| Home--News Redefine Indian Poverty Benchmark, Says Study 
 Indo-Asian News Service
 February 22, 2006 
            
            New Delhi: Terming the Indian official poverty line outdated, a think 
            tank in New Delhi has called for "realistic" figures and said it should 
            be pegged at a per capita expenditure of Rs 840 ($19) a month. 
            
            "The realistic poverty line that we propose along with these access 
            parameters will provide a real, more inclusive and clear picture of 
            poverty in India," said the Centre for Policy Alternatives in a study 
            titled "Redefining Poverty". 
            
            According to the study's authors, Mohan Guruswamy and Ronald Joseph 
            Abrahama, the existing poverty line based on intake of calories is 
            not the right way to go about defining how poor people are. 
            
            As of December 2005, the poverty lines after adjusting for inflation 
            were Rs.368 and Rs.559 per person respectively for rural and urban 
            areas. 
            
            "These official poverty lines in India are, however, woefully unsatisfactory 
            and should be renamed 'starvation lines'. 
            
            "This is because apart from factoring around 650 grams of foodgrains 
            every day, this line makes very little provision for the other essentials 
            of life." 
            
            Saying a true definition of poverty should include all the basic needs 
            of human life with a modest modicum of quality, it said a person should 
            be deemed poor in India if he or she has a monthly per capita expenditure 
            less than Rs 840 or does not have access to drinking water, proper 
            shelter, sanitation, quality secondary education or an all-weather 
            road with public transport. 
            
            The Rs 840 is made up of minimum costs for nutrition (Rs 573), health 
            (Rs 30), clothing (Rs 17), energy consumption (Rs 55) and miscellaneous 
            expenditure (Rs 164). 
            
            "The Indian state needs to revisit its concept of poverty," the study 
            said. 
            
            "The present unrealistically low poverty line only serves the purpose 
            of making the government and its development efforts - or the lack 
            of it - look good. 
            
            "If the state is as committed to the task of ridding the country from 
            the ills of poverty as it claims, it should start by redefining the 
            current poverty line.
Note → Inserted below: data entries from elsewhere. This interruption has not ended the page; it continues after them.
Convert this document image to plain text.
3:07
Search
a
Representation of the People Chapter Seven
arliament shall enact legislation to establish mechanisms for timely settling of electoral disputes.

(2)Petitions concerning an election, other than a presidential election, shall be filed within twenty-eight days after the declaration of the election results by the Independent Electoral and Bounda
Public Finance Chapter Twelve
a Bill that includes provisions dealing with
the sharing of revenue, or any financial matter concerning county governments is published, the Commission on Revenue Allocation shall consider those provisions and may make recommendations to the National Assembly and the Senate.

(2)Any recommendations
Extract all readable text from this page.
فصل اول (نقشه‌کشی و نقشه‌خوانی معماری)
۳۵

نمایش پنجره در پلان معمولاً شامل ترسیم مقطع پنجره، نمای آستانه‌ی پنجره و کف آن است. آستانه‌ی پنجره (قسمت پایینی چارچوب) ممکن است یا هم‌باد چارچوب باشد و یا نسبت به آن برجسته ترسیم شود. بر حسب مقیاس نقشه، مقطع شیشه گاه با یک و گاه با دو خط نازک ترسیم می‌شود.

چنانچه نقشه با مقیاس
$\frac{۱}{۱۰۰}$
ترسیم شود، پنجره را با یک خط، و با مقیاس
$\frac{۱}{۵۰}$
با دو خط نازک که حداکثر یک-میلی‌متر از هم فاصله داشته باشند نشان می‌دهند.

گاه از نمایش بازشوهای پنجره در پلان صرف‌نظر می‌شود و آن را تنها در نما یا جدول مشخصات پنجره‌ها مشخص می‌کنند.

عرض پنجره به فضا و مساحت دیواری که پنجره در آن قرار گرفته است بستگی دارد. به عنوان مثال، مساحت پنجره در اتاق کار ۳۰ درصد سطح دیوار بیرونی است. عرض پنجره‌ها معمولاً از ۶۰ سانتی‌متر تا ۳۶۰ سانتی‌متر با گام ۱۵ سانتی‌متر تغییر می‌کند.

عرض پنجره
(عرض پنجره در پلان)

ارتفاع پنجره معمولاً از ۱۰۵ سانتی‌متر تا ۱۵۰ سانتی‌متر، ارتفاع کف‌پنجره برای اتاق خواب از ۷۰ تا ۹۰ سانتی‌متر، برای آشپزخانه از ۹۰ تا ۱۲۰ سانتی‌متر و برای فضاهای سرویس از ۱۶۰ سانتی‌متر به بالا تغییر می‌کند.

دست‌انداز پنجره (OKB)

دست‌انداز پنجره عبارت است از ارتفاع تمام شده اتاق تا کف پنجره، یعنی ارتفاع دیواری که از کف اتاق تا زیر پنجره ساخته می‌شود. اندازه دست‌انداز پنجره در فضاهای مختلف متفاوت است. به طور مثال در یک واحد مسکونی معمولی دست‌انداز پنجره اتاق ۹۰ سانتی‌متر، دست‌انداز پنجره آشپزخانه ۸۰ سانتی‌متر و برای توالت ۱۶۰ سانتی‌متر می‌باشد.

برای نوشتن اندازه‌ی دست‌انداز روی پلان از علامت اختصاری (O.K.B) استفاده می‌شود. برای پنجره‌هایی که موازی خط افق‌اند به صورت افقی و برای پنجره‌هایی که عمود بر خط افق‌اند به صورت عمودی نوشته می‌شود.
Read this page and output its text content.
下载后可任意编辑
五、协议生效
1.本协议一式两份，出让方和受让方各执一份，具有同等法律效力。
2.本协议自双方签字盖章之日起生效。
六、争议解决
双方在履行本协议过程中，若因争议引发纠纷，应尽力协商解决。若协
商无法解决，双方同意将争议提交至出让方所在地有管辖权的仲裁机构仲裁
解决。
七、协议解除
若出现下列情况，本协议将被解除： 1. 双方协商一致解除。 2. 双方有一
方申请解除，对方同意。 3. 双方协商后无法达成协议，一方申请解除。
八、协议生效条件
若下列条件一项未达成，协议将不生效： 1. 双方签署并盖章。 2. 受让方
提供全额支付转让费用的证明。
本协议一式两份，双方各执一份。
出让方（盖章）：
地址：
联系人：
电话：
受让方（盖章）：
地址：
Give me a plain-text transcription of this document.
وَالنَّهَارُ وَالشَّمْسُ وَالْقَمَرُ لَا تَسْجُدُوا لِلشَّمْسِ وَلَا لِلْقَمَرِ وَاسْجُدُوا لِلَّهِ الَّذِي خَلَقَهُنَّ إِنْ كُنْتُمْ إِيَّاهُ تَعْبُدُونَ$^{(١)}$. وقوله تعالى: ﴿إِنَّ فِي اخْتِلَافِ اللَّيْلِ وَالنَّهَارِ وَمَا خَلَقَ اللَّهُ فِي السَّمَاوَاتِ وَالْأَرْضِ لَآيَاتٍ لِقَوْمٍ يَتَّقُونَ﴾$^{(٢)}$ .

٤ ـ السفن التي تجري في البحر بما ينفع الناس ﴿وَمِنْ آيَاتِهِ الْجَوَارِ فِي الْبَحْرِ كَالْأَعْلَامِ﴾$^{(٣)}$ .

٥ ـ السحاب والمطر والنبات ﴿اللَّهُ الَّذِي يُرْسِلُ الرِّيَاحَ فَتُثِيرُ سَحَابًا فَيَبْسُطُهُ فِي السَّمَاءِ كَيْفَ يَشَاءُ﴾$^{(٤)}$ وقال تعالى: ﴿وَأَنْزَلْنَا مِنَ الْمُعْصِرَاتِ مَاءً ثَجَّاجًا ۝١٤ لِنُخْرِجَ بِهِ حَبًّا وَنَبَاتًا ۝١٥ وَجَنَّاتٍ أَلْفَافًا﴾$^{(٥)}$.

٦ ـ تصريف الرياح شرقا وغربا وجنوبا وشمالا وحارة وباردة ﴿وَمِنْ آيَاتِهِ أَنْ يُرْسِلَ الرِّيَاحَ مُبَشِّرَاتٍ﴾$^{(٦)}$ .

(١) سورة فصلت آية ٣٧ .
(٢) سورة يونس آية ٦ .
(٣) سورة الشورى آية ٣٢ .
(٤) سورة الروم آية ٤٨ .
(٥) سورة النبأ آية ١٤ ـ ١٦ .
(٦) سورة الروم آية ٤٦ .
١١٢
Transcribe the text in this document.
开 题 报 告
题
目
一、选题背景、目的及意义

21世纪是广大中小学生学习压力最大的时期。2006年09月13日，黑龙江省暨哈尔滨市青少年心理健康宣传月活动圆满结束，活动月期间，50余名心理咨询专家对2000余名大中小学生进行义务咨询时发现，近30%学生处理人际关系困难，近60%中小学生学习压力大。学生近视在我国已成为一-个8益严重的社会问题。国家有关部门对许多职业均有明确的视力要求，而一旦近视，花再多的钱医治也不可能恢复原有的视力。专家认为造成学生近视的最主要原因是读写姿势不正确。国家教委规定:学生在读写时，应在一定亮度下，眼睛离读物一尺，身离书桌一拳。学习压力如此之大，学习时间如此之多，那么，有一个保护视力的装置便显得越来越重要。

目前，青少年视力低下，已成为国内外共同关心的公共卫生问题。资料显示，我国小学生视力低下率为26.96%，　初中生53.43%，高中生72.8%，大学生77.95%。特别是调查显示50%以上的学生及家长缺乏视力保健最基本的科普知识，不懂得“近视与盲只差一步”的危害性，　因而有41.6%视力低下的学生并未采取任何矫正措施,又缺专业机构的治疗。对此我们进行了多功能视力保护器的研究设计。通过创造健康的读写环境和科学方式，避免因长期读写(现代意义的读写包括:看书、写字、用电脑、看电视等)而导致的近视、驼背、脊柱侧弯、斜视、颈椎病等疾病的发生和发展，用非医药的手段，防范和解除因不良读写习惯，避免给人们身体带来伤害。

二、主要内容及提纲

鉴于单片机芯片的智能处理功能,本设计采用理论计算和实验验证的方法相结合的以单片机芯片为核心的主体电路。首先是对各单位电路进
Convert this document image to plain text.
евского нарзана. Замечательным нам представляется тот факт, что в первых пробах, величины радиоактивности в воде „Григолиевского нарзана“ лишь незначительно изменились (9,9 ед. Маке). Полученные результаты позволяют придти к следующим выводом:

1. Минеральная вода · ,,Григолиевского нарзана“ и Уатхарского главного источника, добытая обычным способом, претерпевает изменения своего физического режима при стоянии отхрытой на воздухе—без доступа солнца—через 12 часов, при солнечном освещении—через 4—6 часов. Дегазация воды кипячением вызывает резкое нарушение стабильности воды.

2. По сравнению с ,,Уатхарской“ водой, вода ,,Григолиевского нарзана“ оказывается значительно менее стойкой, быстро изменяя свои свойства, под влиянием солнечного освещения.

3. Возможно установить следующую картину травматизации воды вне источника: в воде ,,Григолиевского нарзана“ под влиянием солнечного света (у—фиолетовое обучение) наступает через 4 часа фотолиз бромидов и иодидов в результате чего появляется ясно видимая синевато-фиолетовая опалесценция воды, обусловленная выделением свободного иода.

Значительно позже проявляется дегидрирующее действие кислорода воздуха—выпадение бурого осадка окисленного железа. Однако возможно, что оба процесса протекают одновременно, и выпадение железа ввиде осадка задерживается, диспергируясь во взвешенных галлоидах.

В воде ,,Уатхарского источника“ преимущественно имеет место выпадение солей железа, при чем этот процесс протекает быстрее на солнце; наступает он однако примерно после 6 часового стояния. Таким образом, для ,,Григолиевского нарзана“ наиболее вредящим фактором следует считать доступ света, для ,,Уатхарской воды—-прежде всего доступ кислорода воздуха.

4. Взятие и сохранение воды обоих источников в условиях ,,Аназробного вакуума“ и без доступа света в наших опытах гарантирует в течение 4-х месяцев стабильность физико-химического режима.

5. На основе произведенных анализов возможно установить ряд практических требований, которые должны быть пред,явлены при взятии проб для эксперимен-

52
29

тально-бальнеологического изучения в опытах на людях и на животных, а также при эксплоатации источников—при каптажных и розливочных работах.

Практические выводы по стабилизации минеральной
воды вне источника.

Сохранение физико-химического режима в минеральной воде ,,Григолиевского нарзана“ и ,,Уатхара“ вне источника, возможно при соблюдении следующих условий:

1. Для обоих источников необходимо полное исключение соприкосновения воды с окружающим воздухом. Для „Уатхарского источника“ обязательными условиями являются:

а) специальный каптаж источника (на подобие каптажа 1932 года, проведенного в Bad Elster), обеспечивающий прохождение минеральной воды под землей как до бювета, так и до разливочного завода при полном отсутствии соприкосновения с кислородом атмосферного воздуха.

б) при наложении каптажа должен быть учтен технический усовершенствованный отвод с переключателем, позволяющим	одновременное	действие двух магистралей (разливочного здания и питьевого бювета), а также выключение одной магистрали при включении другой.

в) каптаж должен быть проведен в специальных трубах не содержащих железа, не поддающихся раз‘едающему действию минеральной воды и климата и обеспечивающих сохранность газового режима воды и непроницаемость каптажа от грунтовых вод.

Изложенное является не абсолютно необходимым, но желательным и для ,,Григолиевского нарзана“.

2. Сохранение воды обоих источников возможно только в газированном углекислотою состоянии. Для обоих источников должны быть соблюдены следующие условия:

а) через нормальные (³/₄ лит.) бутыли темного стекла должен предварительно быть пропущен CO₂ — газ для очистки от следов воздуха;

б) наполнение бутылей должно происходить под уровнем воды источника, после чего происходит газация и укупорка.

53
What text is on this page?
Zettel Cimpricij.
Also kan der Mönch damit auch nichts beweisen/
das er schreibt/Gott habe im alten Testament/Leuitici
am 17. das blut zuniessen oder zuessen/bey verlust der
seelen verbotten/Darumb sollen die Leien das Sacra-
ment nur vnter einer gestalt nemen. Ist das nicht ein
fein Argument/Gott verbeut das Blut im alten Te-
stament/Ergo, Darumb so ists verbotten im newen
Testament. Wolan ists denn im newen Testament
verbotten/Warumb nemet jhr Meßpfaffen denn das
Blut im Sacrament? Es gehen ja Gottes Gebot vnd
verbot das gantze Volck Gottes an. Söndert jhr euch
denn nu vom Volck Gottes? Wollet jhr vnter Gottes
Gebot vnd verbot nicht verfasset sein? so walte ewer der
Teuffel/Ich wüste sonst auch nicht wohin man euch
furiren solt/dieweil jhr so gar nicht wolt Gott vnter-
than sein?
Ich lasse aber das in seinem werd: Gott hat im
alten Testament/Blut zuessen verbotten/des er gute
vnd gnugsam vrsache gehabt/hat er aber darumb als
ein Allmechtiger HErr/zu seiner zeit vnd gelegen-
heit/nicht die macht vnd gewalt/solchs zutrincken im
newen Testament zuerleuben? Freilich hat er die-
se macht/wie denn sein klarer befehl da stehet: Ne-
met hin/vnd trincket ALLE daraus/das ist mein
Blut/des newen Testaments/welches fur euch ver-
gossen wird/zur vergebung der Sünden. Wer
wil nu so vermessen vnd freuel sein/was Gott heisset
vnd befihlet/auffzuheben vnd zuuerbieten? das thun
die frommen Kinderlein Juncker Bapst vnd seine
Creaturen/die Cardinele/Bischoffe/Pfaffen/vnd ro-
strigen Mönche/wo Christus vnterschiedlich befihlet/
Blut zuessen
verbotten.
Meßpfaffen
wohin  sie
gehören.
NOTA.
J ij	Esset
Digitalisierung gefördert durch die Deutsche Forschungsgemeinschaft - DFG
This will ensure that the government gets its 
            priorities straight and is able to target policy effectively. 
            
            "This calls for a paradigm shift in the sphere of development policy 
            in this country," the study said. "A shift that is imperative if we 
            truly wish for a New India." 
            
            The study warned that even the poverty line of Rs 840 a month "only 
            partially reveals the true state of poverty in India. 
            
            "A person spending more than Rs 840 per month does not necessarily 
            have access to all the fundamental needs of life." 
            
            But at the suggested expenditure level, nearly 79 per cent of India's 
            current total population would be below the poverty line, the study 
            said. 
            
            This "is over two-and-a-half times the present official poverty rate 
            of 26.1 per cent. "The situation in rural India is much worse with 
            over 84 percent of the rural populace below this more realistic poverty 
            line." 
            
            The study gave some grim reminders about Indian poverty: 37.7 per 
            cent of Indian households do not have access to a nearby water source; 
            49 per cent do not have a proper shelter; 69.5 per cent do not have 
            access to suitable toilets; 85.2 per cent of Indian villages do not 
            have a secondary school; and 43 percent of the villages do not have 
            an all-weather road connecting them. 
            
            The study also said that the poverty line should be updated every 
            five years. 
            
            "The aim ... is to define poverty in India in a manner that visualizes 
            it in more human and humane terms rather than the animal life levels 
            of the present definition."